NASHVILLE (BP) — The Boy Scouts will lose members and the support of faith-based organizations if it changes its policy on homosexuality, the president of the Southern Baptist Convention’s Executive Committee told two top Boy Scouts leaders in a meeting March 7.

EC President Frank S. Page met in Nashville with Boy Scouts Chief Executive Wayne Brock and Exxon Mobil CEO Rex Tillerson, who serves on the Boy Scouts executive board and is a past president. Brock and Tillerson urged Page to continue supporting the Boy Scouts if the organization overturns its policy preventing homosexual leaders and members.

The Boy Scouts board is expected to put the issue before its 1,400 voting members at Scouting’s national convention in May. The proposal would remove the national rule and replace it with a local option, whereby each sponsoring organization would decide the policy.

Joe Westbury/Index

Brad Davis of Homestead, FL, left, and Cameron Barefield of Waynesboro, center, search for a Bible verse during an afternoon mission study in this file photo from Camp Kaleo. While Boy Scouts are undergoing an identify crisis, those enrolled in Southern Baptists’ church-based Royal Ambassador program continue to receive biblical instruction while enjoying camping events.

Page told Brock and Tillerson that no matter how well-intentioned they are, a national policy allowing homosexual leaders and members would trump the local councils who decide otherwise, embroiling local groups in legal issues. Roger S. “Sing” Oldham, vice president for convention communications and relations with the SBC Executive Committee, sat in on the meeting and gave Baptist Press a summary of the conversation. The meeting was cordial, Oldham said.

Many local groups, Page said, will withdraw if the policy changes.

Tillerson, a professing Christian, shared with Page his faith testimony. He also explained why he believes the policy should be overturned. There are changing cultural winds on the issue of homosexuality, Tillerson said. Local Scouting organizations would retain control over their local leadership, he said, and national gatherings of Scouts would accommodate troops who don’t have gay leaders.

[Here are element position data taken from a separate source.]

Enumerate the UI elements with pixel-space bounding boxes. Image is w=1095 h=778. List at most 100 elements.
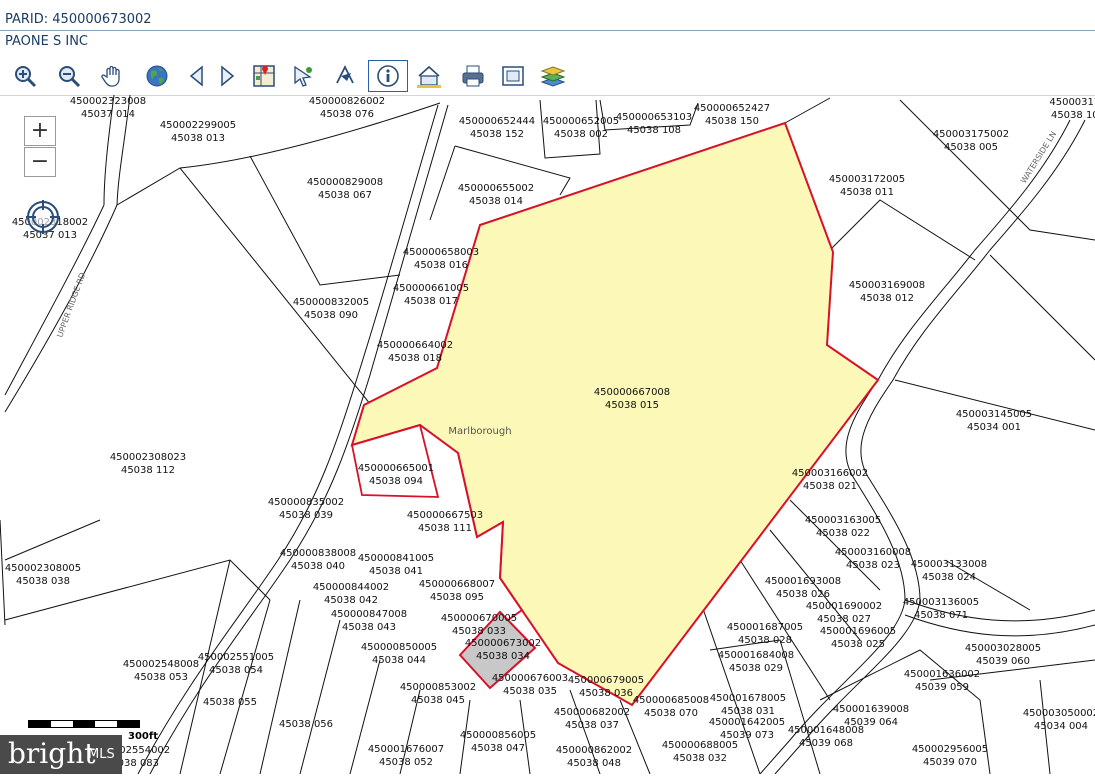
parcel-id-label: 450001684008 — [718, 650, 794, 661]
bright-mls-watermark: bright MLS — [0, 735, 122, 774]
map-extent-tool-button[interactable] — [249, 61, 279, 91]
parcel-id-label: 450003160008 — [835, 547, 911, 558]
map-icon — [253, 65, 275, 87]
parcel-account-label: 45038 016 — [414, 260, 468, 271]
parcel-account-label: 45038 002 — [554, 129, 608, 140]
zoom-in-button[interactable]: + — [24, 116, 56, 146]
parcel-account-label: 45038 039 — [279, 510, 333, 521]
parcel-id-label: 450003169008 — [849, 280, 925, 291]
parcel-id-label: 450000652005 — [543, 116, 619, 127]
place-label: Marlborough — [448, 426, 511, 437]
parcel-account-label: 45038 044 — [372, 655, 426, 666]
parcel-id-label: 450002551005 — [198, 652, 274, 663]
parcel-id-label: 450003133008 — [911, 559, 987, 570]
measure-icon — [336, 64, 354, 84]
parcel-account-label: 45038 011 — [840, 187, 894, 198]
owner-header: PAONE S INC — [0, 31, 1095, 56]
parcel-account-label: 45038 054 — [209, 665, 263, 676]
parcel-account-label: 45038 023 — [846, 560, 900, 571]
parcel-account-label: 45038 102 — [1051, 110, 1095, 121]
zoom-out-button[interactable]: − — [24, 147, 56, 177]
road-label-upper-ridge: UPPER RIDGE RD — [55, 271, 87, 338]
locate-button[interactable] — [25, 199, 61, 235]
parcel-account-label: 45038 037 — [565, 720, 619, 731]
parcel-buffer-tool-button[interactable] — [414, 61, 444, 91]
map-toolbar — [0, 58, 1095, 96]
parcel-account-label: 45034 001 — [967, 422, 1021, 433]
globe-icon — [146, 65, 168, 87]
forward-tool-button[interactable] — [212, 61, 242, 91]
measure-tool-button[interactable] — [330, 61, 360, 91]
parcel-account-label: 45039 060 — [976, 656, 1030, 667]
parcel-account-label: 45038 041 — [369, 566, 423, 577]
zoom-out-tool-button[interactable] — [54, 61, 84, 91]
parcel-id-label: 450001687005 — [727, 622, 803, 633]
parcel-account-label: 45038 112 — [121, 465, 175, 476]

Tillerson asked Page to support the Boy Scouts no matter what decision is reached in May.

Page said he could not do that, according to Oldham. God’s truth is abiding, Page said, and principles should not be subject to the changing tide of human opinion. Scripture, not opinion polls, should provide the basis for leadership, Page said.

Later in the day, Page Tweeted: “Met today with one of the most powerful personalities I’ve ever met. He did not budge 1 inch. Nor did I.”

The Boy Scouts are facing pressure from sponsoring corporations to change their policy but also pressure from their base to keep it. About 70 percent of all Scouting units are operated by faith-based organizations. The Church of Jesus Christ of Latter-day Saints leads all faith-based organizations with 38,000 units (and 420,000 participating youth), followed by the United Methodists (11,000 units; 371,000 youth) and the Catholic Church (8,570; 283,000). Baptists are sixth (4,100; 109,000).

Two prominent Boy Scouts board members – AT&T CEO Randall Stevenson and Ernst & Young CEO James Turley – have been outspoken in their desire to see homosexual leaders and members allowed.

The liberal American Independent website posted a lengthy story March 4 reporting that one in seven Fortune 500 companies donated at least $10,000 to the Scouts in 2010.

“Together, 69 companies donated nearly $5.3 million to the Boy Scouts that year,” the story said.